My bedside has a particularly special meaning for me. Not the table itself, but on it I have a beautiful photo of my father and I from when I was my son’s age, plus a handwritten note from dad that I’ve framed. My dad died of brain cancer in May at the height of COVID-19 restrictions in Sydney, so it’s still an event in my life I’m processing. Having him near me at night is a comfort.
Do you have any special décor pieces you’re looking to add?
With a rambunctious toddler I’m more thinking about removing breakables rather than adding anything special at the moment. Though I do think we might swap out the bar cart for a lock-up cabinet with glass doors so the living area can still have a touch of sophistication, without little hands being able to grab and wield half-filled whisky bottles.

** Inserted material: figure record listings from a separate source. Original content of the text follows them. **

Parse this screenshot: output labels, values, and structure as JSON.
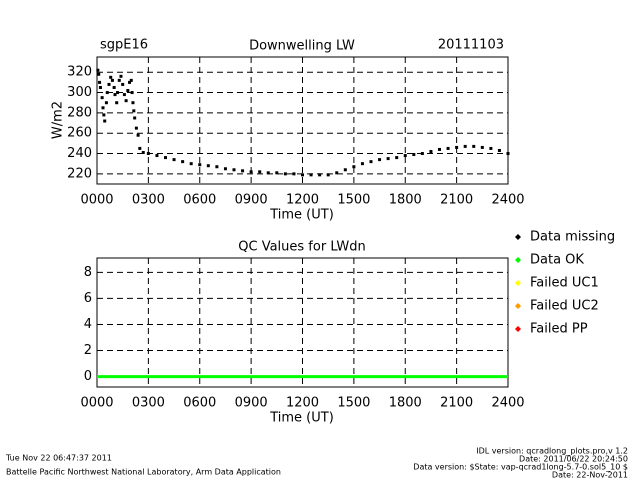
{
  "chart_data": [
    {
      "type": "scatter",
      "title": "Downwelling LW",
      "station": "sgpE16",
      "date": "20111103",
      "ylabel": "W/m2",
      "xlabel": "Time (UT)",
      "xlim": [
        0,
        24
      ],
      "ylim": [
        210,
        335
      ],
      "xticks": [
        {
          "value": 0,
          "label": "0000"
        },
        {
          "value": 3,
          "label": "0300"
        },
        {
          "value": 6,
          "label": "0600"
        },
        {
          "value": 9,
          "label": "0900"
        },
        {
          "value": 12,
          "label": "1200"
        },
        {
          "value": 15,
          "label": "1500"
        },
        {
          "value": 18,
          "label": "1800"
        },
        {
          "value": 21,
          "label": "2100"
        },
        {
          "value": 24,
          "label": "2400"
        }
      ],
      "yticks": [
        220,
        240,
        260,
        280,
        300,
        320
      ],
      "grid": true,
      "series": [
        {
          "color": "#000000",
          "x": [
            0.05,
            0.1,
            0.15,
            0.2,
            0.3,
            0.35,
            0.4,
            0.45,
            0.55,
            0.6,
            0.7,
            0.8,
            0.9,
            1.0,
            1.05,
            1.15,
            1.2,
            1.3,
            1.4,
            1.5,
            1.6,
            1.7,
            1.8,
            1.9,
            2.0,
            2.05,
            2.1,
            2.15,
            2.2,
            2.3,
            2.4,
            2.5,
            2.7,
            3,
            3.5,
            4,
            4.5,
            5,
            5.5,
            6,
            6.5,
            7,
            7.5,
            8,
            8.5,
            9,
            9.5,
            10,
            10.5,
            11,
            11.5,
            12,
            12.5,
            13,
            13.5,
            14,
            14.5,
            15,
            15.5,
            16,
            16.5,
            17,
            17.5,
            18,
            18.5,
            19,
            19.5,
            20,
            20.5,
            21,
            21.5,
            22,
            22.5,
            23,
            23.5,
            24
          ],
          "values": [
            322,
            318,
            310,
            305,
            295,
            285,
            278,
            272,
            290,
            300,
            308,
            315,
            312,
            305,
            298,
            290,
            300,
            312,
            316,
            308,
            298,
            292,
            302,
            310,
            312,
            300,
            290,
            282,
            275,
            265,
            258,
            245,
            241,
            240,
            238,
            236,
            234,
            232,
            230,
            229,
            228,
            227,
            225,
            224,
            223,
            222,
            222,
            221,
            221,
            220,
            220,
            219,
            219,
            219,
            219,
            221,
            224,
            227,
            230,
            232,
            234,
            235,
            236,
            238,
            239,
            240,
            242,
            244,
            245,
            246,
            247,
            247,
            246,
            245,
            243,
            240
          ]
        }
      ]
    },
    {
      "type": "line",
      "title": "QC Values for LWdn",
      "xlabel": "Time (UT)",
      "xlim": [
        0,
        24
      ],
      "ylim": [
        -0.8,
        9.1
      ],
      "xticks": [
        {
          "value": 0,
          "label": "0000"
        },
        {
          "value": 3,
          "label": "0300"
        },
        {
          "value": 6,
          "label": "0600"
        },
        {
          "value": 9,
          "label": "0900"
        },
        {
          "value": 12,
          "label": "1200"
        },
        {
          "value": 15,
          "label": "1500"
        },
        {
          "value": 18,
          "label": "1800"
        },
        {
          "value": 21,
          "label": "2100"
        },
        {
          "value": 24,
          "label": "2400"
        }
      ],
      "yticks": [
        0,
        2,
        4,
        6,
        8
      ],
      "grid": true,
      "series": [
        {
          "name": "Data missing",
          "color": "#000000",
          "x": [
            0,
            24
          ],
          "values": [
            null,
            null
          ]
        },
        {
          "name": "Data OK",
          "color": "#00ff00",
          "x": [
            0,
            24
          ],
          "values": [
            0,
            0
          ]
        },
        {
          "name": "Failed UC1",
          "color": "#ffff00",
          "x": [
            0,
            24
          ],
          "values": [
            null,
            null
          ]
        },
        {
          "name": "Failed UC2",
          "color": "#ff9900",
          "x": [
            0,
            24
          ],
          "values": [
            null,
            null
          ]
        },
        {
          "name": "Failed PP",
          "color": "#ff0000",
          "x": [
            0,
            24
          ],
          "values": [
            null,
            null
          ]
        }
      ]
    }
  ],
  "footer": {
    "timestamp": "Tue Nov 22 06:47:37 2011",
    "lab": "Battelle Pacific Northwest National Laboratory, Arm Data Application",
    "idl_version": "IDL version: qcradlong_plots.pro,v 1.2",
    "idl_date": "Date: 2011/06/22 20:24:50",
    "data_version": "Data version: $State: vap-qcrad1long-5.7-0.sol5_10 $",
    "data_date": "Date: 22-Nov-2011"
  }
}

Which is your favourite room in the house?
My son’s room makes me so happy because it's filled with beautiful and meaningful prints, gifts and pieces from all of our loved ones. The bath, though not a room, is also my special place because a bath is like prayer to me. I have one most nights to signify the end of a busy day and to relax and try to (somewhat) switch off.
What are your top tips for a well-styled bedroom, and home generally?
Make a focal point for above the bed. We have a shelf with two artworks I always get comments on, and some beautiful candles. I wanted something slightly different than just one big print, which is pretty predictable.
Do you have any projects coming up you want to talk about?
My podcast, You Beauty, has just gone daily! The Youbies (a nickname for the audience and 50,000 members in the closed community) cannot get enough of the show, so for a month we are giving them what they asked for: an episode every single weekday. My poor hair and face and limbs are going to fall off from testing so many products, but hey, it’s a hazard of the job I’ll happily endure.